Submesocale eddies in the abyssal Southern Ocean

The ocean circulation is powered primarily by winds at ocean basin scales and dissipates its energy by viscous friction at much smaller, centimetre scales. To connect the ocean power input to its dissipation, internal wave and turbulent motions are generated in the ocean interior and boundary layers, resulting in energy cascades to small dissipation scales and leading to mixing of tracers such as heat, carbon and nutrients. In the surface ocean, submesoscale motions generated from the instability of strong currents and mesoscale eddies, have been shown to dominate the energy transfer to smaller scales and contribute to the uptake and mixing of tracers. In the deep ocean, where currents tend to be weak, the energy transfer to smaller scales and mixing are believed to be dominated by the generation and subsequent breaking of internal waves enhanced at rough bottom topography.

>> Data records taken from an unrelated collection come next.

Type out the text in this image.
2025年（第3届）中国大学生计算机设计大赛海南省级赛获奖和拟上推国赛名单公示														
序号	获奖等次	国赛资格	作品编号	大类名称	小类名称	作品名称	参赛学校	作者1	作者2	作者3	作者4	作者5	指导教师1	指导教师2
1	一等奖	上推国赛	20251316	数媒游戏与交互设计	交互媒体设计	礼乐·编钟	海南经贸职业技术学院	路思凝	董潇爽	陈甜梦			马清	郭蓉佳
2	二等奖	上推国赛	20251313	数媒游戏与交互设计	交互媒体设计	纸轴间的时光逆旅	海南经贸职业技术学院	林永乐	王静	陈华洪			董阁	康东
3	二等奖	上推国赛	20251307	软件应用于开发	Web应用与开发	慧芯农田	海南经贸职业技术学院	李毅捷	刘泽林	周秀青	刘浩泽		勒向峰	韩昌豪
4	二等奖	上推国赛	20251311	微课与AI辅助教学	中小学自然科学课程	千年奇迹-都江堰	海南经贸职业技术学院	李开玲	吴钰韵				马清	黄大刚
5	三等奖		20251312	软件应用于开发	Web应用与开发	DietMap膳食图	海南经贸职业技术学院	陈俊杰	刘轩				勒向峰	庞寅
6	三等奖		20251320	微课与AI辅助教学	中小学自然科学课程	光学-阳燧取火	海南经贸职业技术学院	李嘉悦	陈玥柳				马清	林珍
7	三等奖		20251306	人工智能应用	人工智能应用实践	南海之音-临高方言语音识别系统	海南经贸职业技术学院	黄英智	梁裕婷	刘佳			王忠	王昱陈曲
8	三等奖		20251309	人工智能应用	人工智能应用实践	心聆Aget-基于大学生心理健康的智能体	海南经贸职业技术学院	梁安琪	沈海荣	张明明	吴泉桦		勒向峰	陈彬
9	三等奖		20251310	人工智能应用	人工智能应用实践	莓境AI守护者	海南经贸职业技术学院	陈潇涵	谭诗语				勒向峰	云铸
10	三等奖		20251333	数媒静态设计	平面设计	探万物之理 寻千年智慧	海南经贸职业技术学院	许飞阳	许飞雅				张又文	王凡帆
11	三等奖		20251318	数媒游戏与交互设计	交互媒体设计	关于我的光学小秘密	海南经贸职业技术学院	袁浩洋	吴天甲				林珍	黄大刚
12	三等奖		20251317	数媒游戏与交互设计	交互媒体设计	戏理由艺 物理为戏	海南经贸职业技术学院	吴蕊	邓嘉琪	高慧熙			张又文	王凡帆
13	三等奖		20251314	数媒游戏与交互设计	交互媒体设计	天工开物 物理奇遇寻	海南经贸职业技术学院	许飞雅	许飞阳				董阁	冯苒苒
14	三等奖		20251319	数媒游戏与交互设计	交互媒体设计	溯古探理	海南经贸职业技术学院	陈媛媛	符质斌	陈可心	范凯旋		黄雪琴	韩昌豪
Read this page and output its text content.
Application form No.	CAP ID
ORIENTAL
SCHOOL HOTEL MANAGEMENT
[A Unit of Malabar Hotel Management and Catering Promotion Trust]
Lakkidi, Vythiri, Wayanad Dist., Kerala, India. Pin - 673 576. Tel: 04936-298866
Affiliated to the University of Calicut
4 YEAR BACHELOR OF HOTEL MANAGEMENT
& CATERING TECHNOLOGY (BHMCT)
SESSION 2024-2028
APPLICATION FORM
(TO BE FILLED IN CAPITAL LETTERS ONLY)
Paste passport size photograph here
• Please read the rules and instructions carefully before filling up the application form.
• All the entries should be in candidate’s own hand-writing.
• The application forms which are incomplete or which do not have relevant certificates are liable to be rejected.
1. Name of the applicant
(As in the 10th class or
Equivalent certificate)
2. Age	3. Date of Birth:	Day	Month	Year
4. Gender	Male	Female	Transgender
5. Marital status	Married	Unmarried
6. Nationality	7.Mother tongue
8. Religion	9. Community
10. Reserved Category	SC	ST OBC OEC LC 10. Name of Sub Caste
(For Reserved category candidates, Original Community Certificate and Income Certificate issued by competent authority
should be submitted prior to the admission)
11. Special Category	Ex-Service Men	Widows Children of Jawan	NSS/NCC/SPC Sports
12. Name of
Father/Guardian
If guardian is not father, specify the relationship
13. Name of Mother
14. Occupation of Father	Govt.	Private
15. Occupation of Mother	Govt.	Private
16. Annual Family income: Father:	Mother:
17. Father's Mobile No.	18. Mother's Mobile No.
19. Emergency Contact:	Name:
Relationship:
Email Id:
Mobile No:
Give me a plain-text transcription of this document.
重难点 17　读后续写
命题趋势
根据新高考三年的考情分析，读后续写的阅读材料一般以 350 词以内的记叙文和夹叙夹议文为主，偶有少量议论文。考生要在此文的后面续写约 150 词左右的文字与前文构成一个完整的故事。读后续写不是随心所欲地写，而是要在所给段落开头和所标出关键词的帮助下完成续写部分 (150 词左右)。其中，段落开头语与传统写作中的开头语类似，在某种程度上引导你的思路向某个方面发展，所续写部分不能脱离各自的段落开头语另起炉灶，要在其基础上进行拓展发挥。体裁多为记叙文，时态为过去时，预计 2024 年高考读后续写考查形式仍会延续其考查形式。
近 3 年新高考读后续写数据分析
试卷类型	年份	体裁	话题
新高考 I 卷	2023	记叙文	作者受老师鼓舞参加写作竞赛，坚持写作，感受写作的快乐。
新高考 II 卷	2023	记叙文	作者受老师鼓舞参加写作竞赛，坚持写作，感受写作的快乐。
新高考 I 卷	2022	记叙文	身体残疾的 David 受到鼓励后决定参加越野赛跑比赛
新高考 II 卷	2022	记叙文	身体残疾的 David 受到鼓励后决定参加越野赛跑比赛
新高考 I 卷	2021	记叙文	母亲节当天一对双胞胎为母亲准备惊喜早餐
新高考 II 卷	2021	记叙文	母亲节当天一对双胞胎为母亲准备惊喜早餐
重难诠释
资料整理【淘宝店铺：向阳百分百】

Here, we use realistic, submesoscale-resolving and internal wave-permitting simulations of the sector of the Southern Ocean south of Tasmania and New Zealand and show that there are abundant submesoscale eddies in the deep Southern Ocean. Deep submesoscale eddies are dominated by topographic wakes in regions of strong deep-reaching fronts of the Antarctic Circumpolar Current. The kinetic energy in the submesoscale wavenumber range in the deep ocean is comparable to that in the upper ocean even in the simulation in which small-scale rough topography generating internal waves is removed. Our results suggest the presence of energetic submesoscale motions in the deep ocean and hence imply a new route to the energy dissipation and mixing in the deep Southern Ocean.